Bedfordshire-based percussionist, Joby Burgess, is giving Bedford’s musicians a unique opportunity to take part in a workshop as part of CoMA’s Contemporary Music For All Festival at Elstow Abbey this Saturday (5 March).
One of Britain’s most diverse percussionists, Joby is best known for his virtuosic performances, daring collaborations, extensive education work, and appearances throughout Europe, the USA and beyond.
Both in the studio and on the road Joby has worked with artists including Peter Gabriel, Will Gregory, Nicole Lizée, Gabriel Prokofiev, Max Richter and Pete Tong.
His work has also featured in numerous film and television scores including Rocketman, Paddington 2 and Doctor Who.
Keen to give something back to his local community, Joby is running a morning workshop for musicians of all ages and an evening concert as part of the CoMA Festival. Both are being held in the beautiful Elstow Abbey on Saturday 5 March.
The workshop, which costs £5 and runs from 10.30am – 1pm, focuses on Terry Riley’s revolutionary In C, composed in 1964 on America’s west coast.
In C marks the beginning of the minimalist movement in music, fusing ideas from rock ‘n’ roll and Indian raga with classical performance.
53 short melodic fragments provide each musician with their own path through this joyful, rhythmic and essentially hip slice of new music.
Those interested in coming along should be able to read music and have experience of performing in an ensemble, orchestra or band.
Minimum age is 13, recommended ability Grade 5 or above.

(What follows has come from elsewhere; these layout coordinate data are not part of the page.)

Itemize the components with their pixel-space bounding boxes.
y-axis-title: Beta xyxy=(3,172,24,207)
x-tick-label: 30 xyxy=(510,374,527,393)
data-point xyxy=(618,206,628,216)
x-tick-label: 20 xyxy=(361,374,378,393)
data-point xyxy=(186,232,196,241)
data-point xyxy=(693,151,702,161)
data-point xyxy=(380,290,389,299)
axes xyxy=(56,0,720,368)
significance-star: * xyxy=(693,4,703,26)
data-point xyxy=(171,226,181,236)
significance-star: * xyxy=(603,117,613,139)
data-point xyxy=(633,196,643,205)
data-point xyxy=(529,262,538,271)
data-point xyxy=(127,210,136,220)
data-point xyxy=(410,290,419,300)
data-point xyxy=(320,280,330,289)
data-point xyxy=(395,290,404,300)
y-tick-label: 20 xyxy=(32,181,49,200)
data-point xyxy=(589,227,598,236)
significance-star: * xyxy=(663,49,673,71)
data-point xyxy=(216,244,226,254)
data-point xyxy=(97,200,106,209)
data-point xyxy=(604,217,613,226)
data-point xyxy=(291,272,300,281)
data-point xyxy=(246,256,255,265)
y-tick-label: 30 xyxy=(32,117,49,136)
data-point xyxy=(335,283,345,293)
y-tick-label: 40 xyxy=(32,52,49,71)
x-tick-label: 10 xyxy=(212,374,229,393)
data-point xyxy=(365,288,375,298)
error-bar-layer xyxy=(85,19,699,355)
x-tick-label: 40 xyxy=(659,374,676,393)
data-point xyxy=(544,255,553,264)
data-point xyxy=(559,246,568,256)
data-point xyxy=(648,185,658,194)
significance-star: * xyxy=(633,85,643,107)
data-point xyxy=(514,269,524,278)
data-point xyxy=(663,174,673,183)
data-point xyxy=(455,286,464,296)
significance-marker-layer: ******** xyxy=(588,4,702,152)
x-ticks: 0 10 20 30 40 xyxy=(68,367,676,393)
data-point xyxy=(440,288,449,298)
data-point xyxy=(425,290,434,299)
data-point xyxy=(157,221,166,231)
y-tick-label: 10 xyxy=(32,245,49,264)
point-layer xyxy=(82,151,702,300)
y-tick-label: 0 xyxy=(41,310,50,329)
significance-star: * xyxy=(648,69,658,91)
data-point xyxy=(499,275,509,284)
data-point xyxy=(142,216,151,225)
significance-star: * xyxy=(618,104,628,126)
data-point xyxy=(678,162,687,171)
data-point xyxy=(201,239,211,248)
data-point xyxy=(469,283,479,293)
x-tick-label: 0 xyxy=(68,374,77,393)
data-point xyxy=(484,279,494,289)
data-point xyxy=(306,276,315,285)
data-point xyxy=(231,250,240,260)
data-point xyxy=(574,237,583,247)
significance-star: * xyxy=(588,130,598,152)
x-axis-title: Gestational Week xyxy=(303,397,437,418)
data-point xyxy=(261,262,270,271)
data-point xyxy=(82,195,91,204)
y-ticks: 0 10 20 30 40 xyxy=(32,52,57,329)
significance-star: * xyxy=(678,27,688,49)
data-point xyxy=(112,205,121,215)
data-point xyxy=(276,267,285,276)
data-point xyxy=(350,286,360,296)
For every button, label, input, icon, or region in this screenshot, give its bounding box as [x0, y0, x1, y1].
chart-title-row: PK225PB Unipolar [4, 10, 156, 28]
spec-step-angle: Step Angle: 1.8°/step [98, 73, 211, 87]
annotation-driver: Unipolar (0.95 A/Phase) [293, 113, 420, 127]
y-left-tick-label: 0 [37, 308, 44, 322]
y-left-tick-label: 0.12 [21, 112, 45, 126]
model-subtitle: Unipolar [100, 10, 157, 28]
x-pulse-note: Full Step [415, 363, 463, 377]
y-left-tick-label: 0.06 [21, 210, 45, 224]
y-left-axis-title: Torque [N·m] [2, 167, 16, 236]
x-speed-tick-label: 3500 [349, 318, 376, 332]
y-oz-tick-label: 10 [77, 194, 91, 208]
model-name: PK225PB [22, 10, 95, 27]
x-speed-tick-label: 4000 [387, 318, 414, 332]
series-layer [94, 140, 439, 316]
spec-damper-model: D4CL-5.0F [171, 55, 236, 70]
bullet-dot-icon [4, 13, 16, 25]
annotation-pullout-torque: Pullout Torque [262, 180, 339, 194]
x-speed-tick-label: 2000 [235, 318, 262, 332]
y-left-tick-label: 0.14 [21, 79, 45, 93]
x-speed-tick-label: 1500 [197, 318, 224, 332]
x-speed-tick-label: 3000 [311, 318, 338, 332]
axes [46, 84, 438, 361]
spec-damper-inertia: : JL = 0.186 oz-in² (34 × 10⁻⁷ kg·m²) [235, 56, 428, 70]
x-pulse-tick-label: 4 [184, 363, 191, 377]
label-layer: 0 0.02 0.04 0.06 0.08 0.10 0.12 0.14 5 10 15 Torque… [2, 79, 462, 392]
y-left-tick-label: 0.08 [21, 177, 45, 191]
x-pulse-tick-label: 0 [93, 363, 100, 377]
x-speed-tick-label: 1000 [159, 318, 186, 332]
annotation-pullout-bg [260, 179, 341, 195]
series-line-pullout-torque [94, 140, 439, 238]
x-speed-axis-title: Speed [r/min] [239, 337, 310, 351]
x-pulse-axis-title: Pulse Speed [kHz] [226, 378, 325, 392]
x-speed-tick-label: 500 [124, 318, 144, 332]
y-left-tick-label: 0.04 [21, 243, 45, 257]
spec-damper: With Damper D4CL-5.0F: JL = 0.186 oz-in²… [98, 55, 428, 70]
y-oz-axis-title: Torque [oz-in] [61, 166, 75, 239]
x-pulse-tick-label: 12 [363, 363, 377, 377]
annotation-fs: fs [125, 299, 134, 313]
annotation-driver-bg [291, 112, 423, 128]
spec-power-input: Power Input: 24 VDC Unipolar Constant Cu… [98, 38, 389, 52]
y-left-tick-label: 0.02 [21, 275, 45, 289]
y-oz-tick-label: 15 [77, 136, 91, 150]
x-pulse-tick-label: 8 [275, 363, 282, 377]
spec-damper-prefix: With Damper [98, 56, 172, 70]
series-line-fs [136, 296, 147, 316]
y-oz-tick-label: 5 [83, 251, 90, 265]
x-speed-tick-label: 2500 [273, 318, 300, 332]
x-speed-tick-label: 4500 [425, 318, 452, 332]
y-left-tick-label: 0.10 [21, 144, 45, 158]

Every instrument is welcome – although pianos will be provided.
The evening concert (tickets £6 – £12) is an opportunity to hear the Joby Burgess Percussion Collective in a special performance celebrating new music.
Marimbas, bass drums and aluminium harp feature in the atmospheric and acoustically perfect Elstow Abbey.
All proceeds from the evening concert’s interval drinks will go towards the build of Elstow Abbey’s Hillersden Hall – the fantastic new community space built on the ruins of Hillersden Manor.
Joby said, “I am excited to be bringing CoMA’s Contemporary Music for All Festival to Bedford for the first time.
“Our events are part of a nationwide celebration of new music, which see workshops and performances led by some of the world’s leading musicians at 22 locations across five countries.
“With fresh, dynamic music, this is a unique opportunity to embrace a new sonic experience in the heart of Bedfordshire.”
Talking about the venue, Joby said, “I only discovered Elstow Abbey recently – it is a beautiful building with a dreamy acoustic – that has been a site of worship for nearly 1,000 years. My group of percussions, piano and electronics, the Joby Burgess Percussion Collective, will perform a range of 20th century classics and recent work in this atmospheric setting.”
“We’ll be performing John Cage’s satirical Credo in Us pits piano – performing cowboy songs and boogie-woogie – against classical gramophone recordings and live radio, whilst John Luther Adams uses four bass drums in great musical waves to recreate the shaman’s journey, riding the sound of the drum to and from the spirit world.”
“We also perform blissful music from my new recording Marimba Quartets, which uses the warm, earthy sound of the marimba in my arrangements of some of Eric Whitacre’s ever-popular choral works and the ethereal Canna Sonora – a nine-foot tall Capone era Aluminium Harp – takes centre stage in Linda Buckley’s 2018 Barbican commission Discordia.”